Incidentally, allowing the army, and indeed other providers to train teachers in essential subjects would also help us to maintain the reputation we have in other countries for good teachers, and satisfy what still seems to be demand for Sri Lankan teachers. I was told by some of the Pakistani delegates at the South Asia Economic Summit, which was my main reason for being in their country, that they fondly remembered the Sri Lankan teachers they had had in their youth, and our High Commission told me that they still get requests for Sri Lankan teachers for the private schools that are encouraged in that country. If only the Ministry of Education would get over its dog in the manger attitude and allow others to train teachers – while of course insisting that it should examine and certify any who seek employment within the Sri Lankan system – we would not only get over the severe shortages within the country, we could also provide lucrative employment to our more talented teachers.

The Pakistan army, I should note, also has another programme we could emulate. It has a couple of Vocational Training institutes of its own to cater to soldiers who will be retiring, but it also runs Technical Training Institutes for the various provincial governments, catering to civilians as well as military personnel. This system could be started on an experimental basis in Sri Lanka in selected districts that do not now have such training centres. In the North in particular, our restrictive educational system has not encouraged the practical skills that are needed, for the economic opportunities that will be available through and after the infrastructural development drive we are engaged in.

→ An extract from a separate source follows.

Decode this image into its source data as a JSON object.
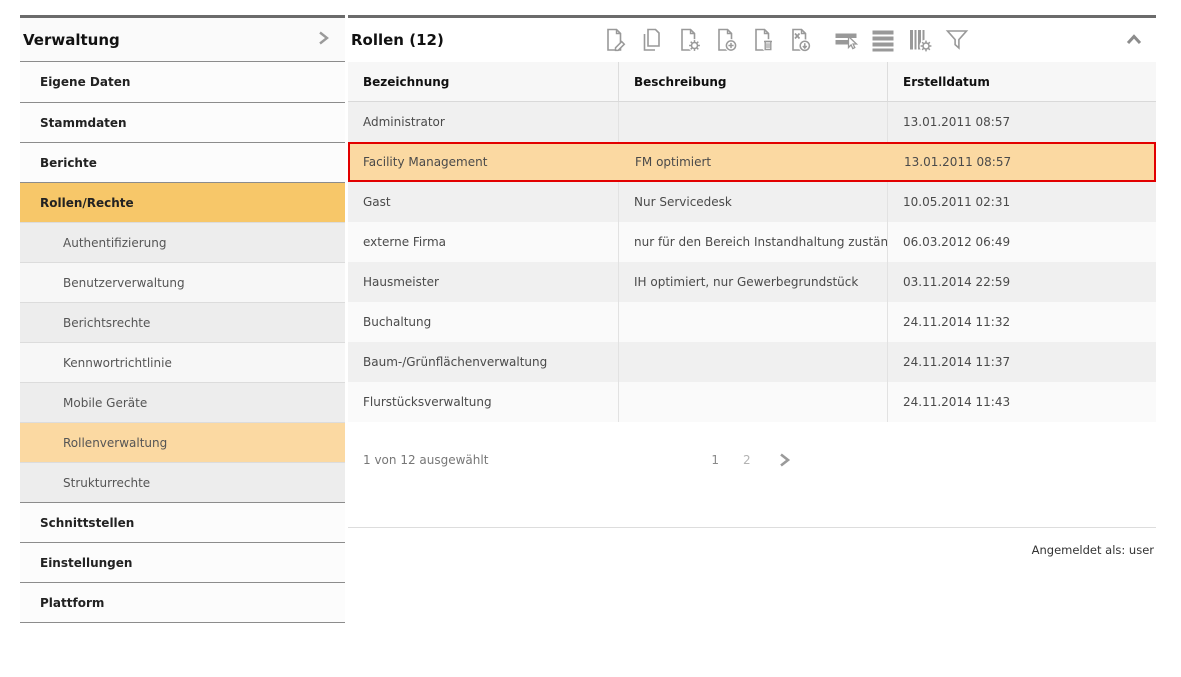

We need therefore a rapid response to the shortages of expert workers for the construction industry, for motor mechanics, for value addition to agricultural products. Waiting for the existing systems to fill the gap will mean waiting for ever, whereas the existing technical skills of the forces, together with their organizational capacity, will facilitate action when it is needed.

I hope therefore that we bite the bullet swiftly, and realize that the crisis in education will not be solved by tinkering with the existing system. We need innovation and a results oriented approach. Since we have the example of Pakistan from which to learn, we should use their assistance – and common sense, which our current educational system lacks – to move quickly if we are not to let our youngsters down yet again.